Digital Lung X-ray on a computer

Engineers at Tunisia’s National Institute of Applied Sciences and Technology (INSAT) have developed a web-based platform that scans lung X-rays and evaluates whether someone is likely to have COVID-19. The COVID-19 Exam Ct/XR images by AI can recognize the signs of the virus on lungs. In interviews with Agence France Presse, the developers say it provides a 90 percent reliable indication of the probability of infection and is the first openly available initiative of its kind. As only an X-ray and an internet connection are needed, the platform is particularly helpful in regions without major hospitals or specialists.
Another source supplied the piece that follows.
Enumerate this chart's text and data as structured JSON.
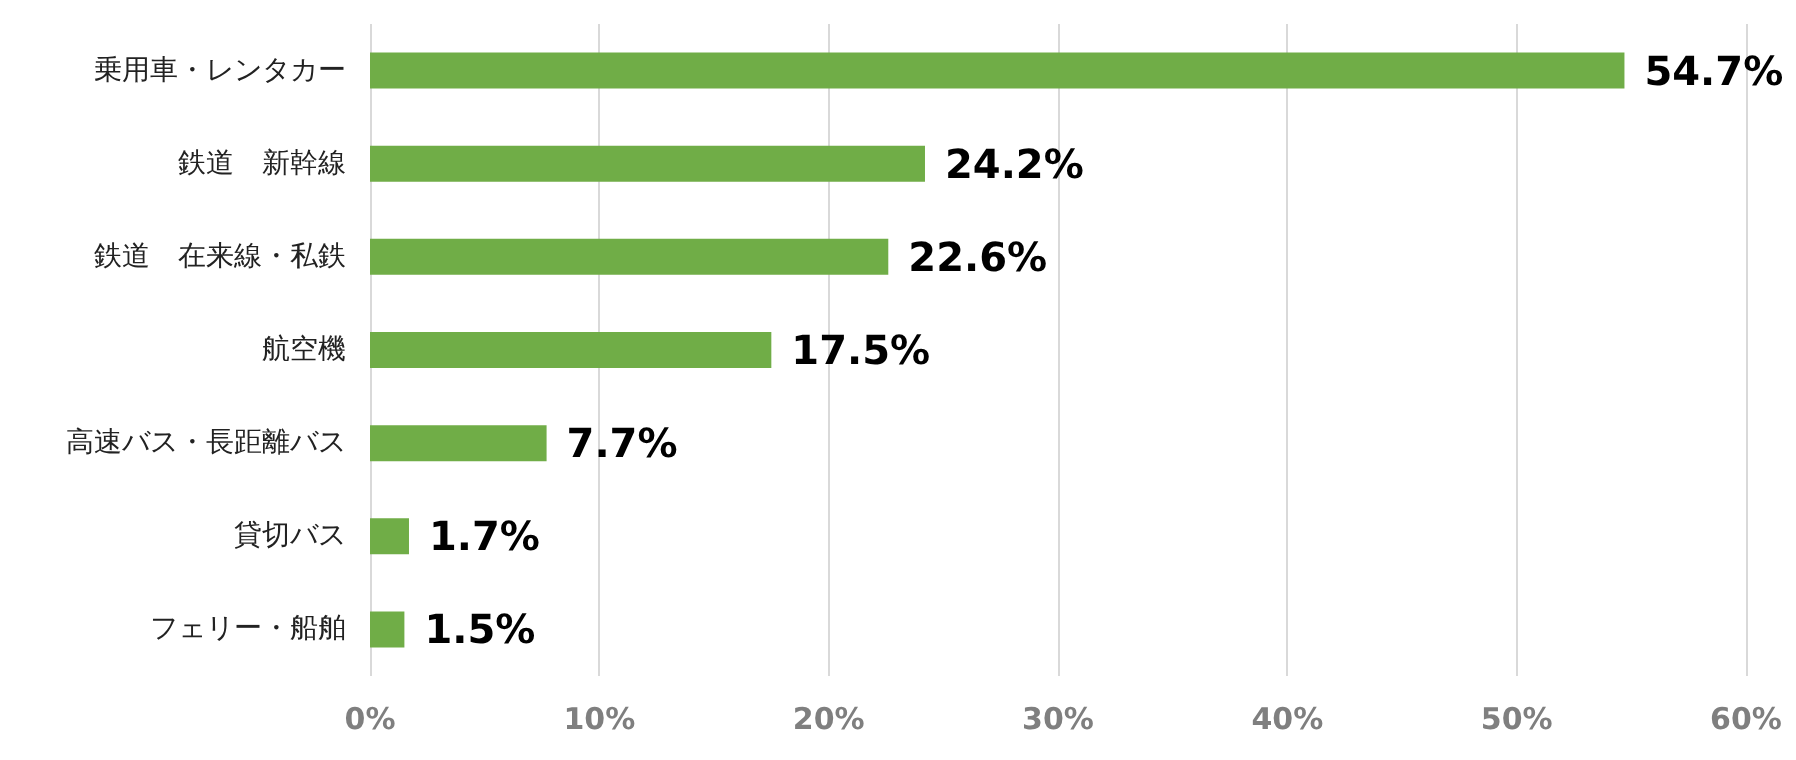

INSAT developed the platform with support from German development agency GIZ, the Italian Society of Medical Radiology, and IBM. It is still being tested and is pending approval from Tunisia’s Ministry of Public Health.

“We do not have any legacy systems, and we have been dealing with malaria, flu, and HIV,” says Eric Osiakwan, Managing Partner at Chanzo Capital, which seeds and invests in early stage tech ventures across the continent. “These adverse disease conditions have not only made us tough, also but resilient, so we can be nimble.”